What is missing in this narrative is the role of money. After all, inflation is essentially money losing value due to its oversupply. Yet, what is money, where does it come from, and what determines its value? You will find most definitions of money are given from the perspectives of its functions and forms, such as ‘something generally accepted as a medium of exchange, a measure of value, or a means of payment.’ (Merriam-Webster, 2022); ‘a medium of exchange that functions as legal tender; the official currency, in the form of banknotes, coins, etc, issued by a government or other authority’ (Collins Dictionary, 2022). What these definitions fail to point out is that the nature of money in use today, the so-called fiat money, is ‘credit’ and that is created through debt (Martin, 2013; Goldstein, 2020). When the central bank prints money, it is essentially issuing government-backed ‘IOUs’, whose value is determined by the number of real goods and services they can be redeemed for. Such ‘credit’ is then relayed and expanded by banks extending loans, that is, creating new debts.

Through the lens of ‘money’, the current cost of living crisis is really a debt crisis, fuelled by the unprecedented expansionary monetary and fiscal policies since the pandemic. In Australia, the cash rate was dropped from 0.75 per cent pre-COVID to a historic low of 0.1 per cent to facilitate public and private debt expansion (RBA, 2022a). In addition, the RBA also funded $224 billion in federal government debt, as well as $57 billion in state and territory government debt through its Bond Purchase Program (RBA, 2022b). On a global basis, easy credit conditions, and monetised fiscal policies, which have included tax cuts and government spending funded through ‘money printing’, have resulted in an unprecedented increase in public and private debt. Globally, the debt-to-GDP ratio soared by 28 per cent in 2020 alone (IMF, 2022). Viewed from a monetary perspective, this means the money expansion was not matched by real economic growth—the IOUs cannot be redeemed for the same amount of goods and services. Hence, money loses value, causing inflation.
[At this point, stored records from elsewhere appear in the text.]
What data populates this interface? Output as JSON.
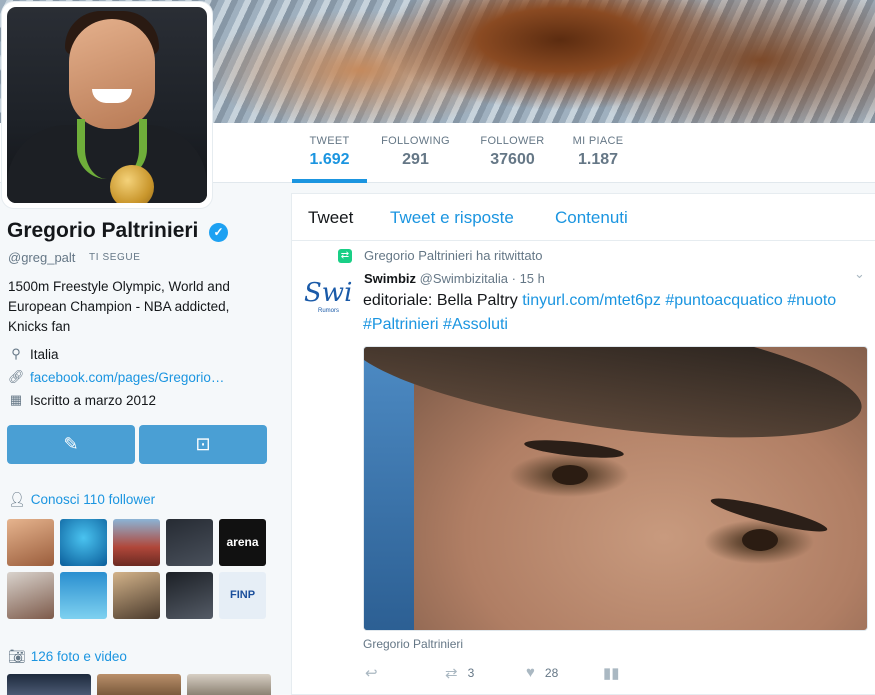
{
  "profile": {
    "name": "Gregorio Paltrinieri",
    "verified_icon": "verified-badge-icon",
    "handle": "@greg_palt",
    "follows_you": "TI SEGUE",
    "bio": "1500m Freestyle Olympic, World and European Champion - NBA addicted, Knicks fan",
    "location": "Italia",
    "website": "facebook.com/pages/Gregorio…",
    "joined": "Iscritto a marzo 2012"
  },
  "stats": [
    {
      "label": "TWEET",
      "value": "1.692"
    },
    {
      "label": "FOLLOWING",
      "value": "291"
    },
    {
      "label": "FOLLOWER",
      "value": "37600"
    },
    {
      "label": "MI PIACE",
      "value": "1.187"
    }
  ],
  "sidebar": {
    "followers_you_know": "Conosci 110 follower",
    "photos_videos": "126 foto e video",
    "follower_thumb_texts": {
      "arena": "arena",
      "finp": "FINP"
    }
  },
  "timeline": {
    "tabs": [
      "Tweet",
      "Tweet e risposte",
      "Contenuti"
    ],
    "retweet_note": "Gregorio Paltrinieri ha ritwittato",
    "tweet": {
      "author_name": "Swimbiz",
      "author_handle": "@Swimbizitalia",
      "time": "15 h",
      "text_plain": "editoriale: Bella Paltry ",
      "link": "tinyurl.com/mtet6pz",
      "hashtag1": "#puntoacquatico",
      "hashtag2": "#nuoto",
      "hashtag3": "#Paltrinieri",
      "hashtag4": "#Assoluti",
      "photo_caption": "Gregorio Paltrinieri",
      "avatar_text": "Swi",
      "avatar_subtext": "Rumors",
      "retweets": "3",
      "likes": "28"
    }
  },
  "colors": {
    "accent": "#1b95e0",
    "button": "#4a9fd4",
    "retweet_green": "#19cf86"
  }
}
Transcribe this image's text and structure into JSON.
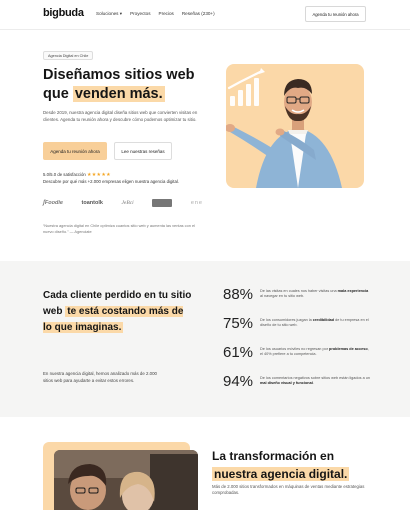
{
  "nav": {
    "logo": "bigbuda",
    "items": [
      {
        "label": "Soluciones ▾"
      },
      {
        "label": "Proyectos"
      },
      {
        "label": "Precios"
      },
      {
        "label": "Reseñas (230+)"
      }
    ],
    "cta": "Agenda tu reunión ahora"
  },
  "hero": {
    "badge": "Agencia Digital en Chile",
    "title_line1": "Diseñamos sitios web",
    "title_line2_plain": "que ",
    "title_line2_highlight": "venden más.",
    "lede": "Desde 2019, nuestra agencia digital diseña sitios web que convierten visitas en clientes. Agenda tu reunión ahora y descubre cómo podemos optimizar tu sitio.",
    "cta_primary": "Agenda tu reunión ahora",
    "cta_secondary": "Lee nuestras reseñas",
    "rating_text": "5.0/5.0 de satisfacción",
    "stars": "★★★★★",
    "rating_sub": "Descubre por qué más +2.000 empresas eligen nuestra agencia digital.",
    "client_logos": [
      "Foodie",
      "toantolk",
      "JeBci",
      "[logo]",
      "ene"
    ],
    "quote": "“Nuestra agencia digital en Chile optimiza cuantos sitio web y aumenta las ventas con el nuevo diseño.” — Agenciate"
  },
  "stats": {
    "title_plain1": "Cada cliente perdido en tu sitio web ",
    "title_highlight": "te está costando más de lo que imaginas.",
    "intro": "En nuestra agencia digital, hemos analizado más de 2.000 sitios web para ayudarte a evitar estos errores.",
    "items": [
      {
        "value": "88%",
        "text_pre": "De las visitas en cuales nos haber visitas una ",
        "text_bold": "mala experiencia",
        "text_post": " al navegar en tu sitio web."
      },
      {
        "value": "75%",
        "text_pre": "De los consumidores juzgan la ",
        "text_bold": "credibilidad",
        "text_post": " de tu empresa en el diseño de tu sitio web."
      },
      {
        "value": "61%",
        "text_pre": "De los usuarios móviles no regresan por ",
        "text_bold": "problemas de acceso",
        "text_post": ", el 40% prefiere a tu competencia."
      },
      {
        "value": "94%",
        "text_pre": "De los comentarios negativos sobre sitios web están ligados a un ",
        "text_bold": "mal diseño visual y funcional",
        "text_post": "."
      }
    ]
  },
  "transform": {
    "title_plain": "La transformación en ",
    "title_highlight": "nuestra agencia digital.",
    "text": "Más de 2.000 sitios transformados en máquinas de ventas mediante estrategias comprobadas."
  },
  "colors": {
    "accent": "#fbd9a8",
    "stars": "#f5a623",
    "stats_bg": "#f5f5f4"
  }
}
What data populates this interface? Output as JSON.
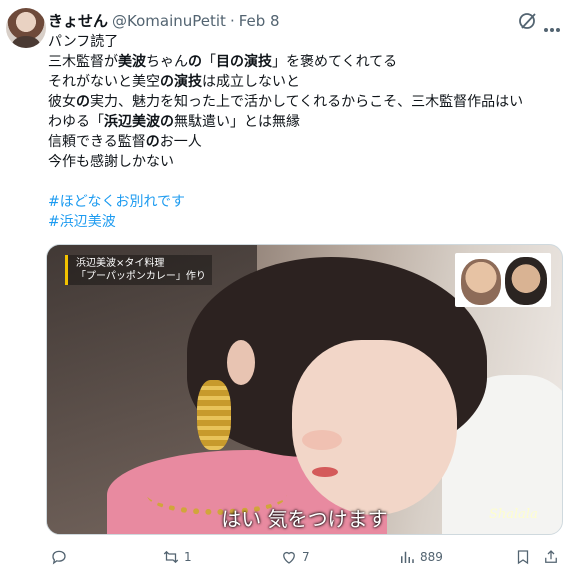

To make matters even more dire, the dominant position of the US dollar in the global financial market means monetary expansion by the US does not only increase its domestic debt, but also the dollar debt in foreign markets. With the US Federal Reserve hiking interest rates aggressively, the debt burden in these markets grows too. This is further aggravated by the fact that when the debtor countries compete to buy the US dollar to pay their debt, the US dollar appreciates in value. Currently, the US dollar is at a 20-year high and increasing still, which increases imported inflation even more in the debtor countries and makes their debt even harder to pay back (Russell, et al, 2022). It is not surprising to see that countries with the highest inflation, for example, Turkey and Sri Lanka, are also countries where the dollar debt represents a large proportion of their GDP (Russell, et al, 2022).

The most concerning element is not the current predicament itself, but rather, the debt-based monetary system that underpins it. In such a system, monetary expansion to support economic growth always associates with debt expansion, which increases the vulnerability of the economy due to moral hazard, inefficient allocation, and supply shocks. Modern Monetary Theory (MMT) suggests that the government could simply create more money without consequence (Mosler, 2021). Its validity is clearly tested in this current debt crisis. History shows that when debt expansion outpaces real economic growth, or when a chain of credit is overstretched, the value of the money itself will be eroded, thus causing a financial crisis.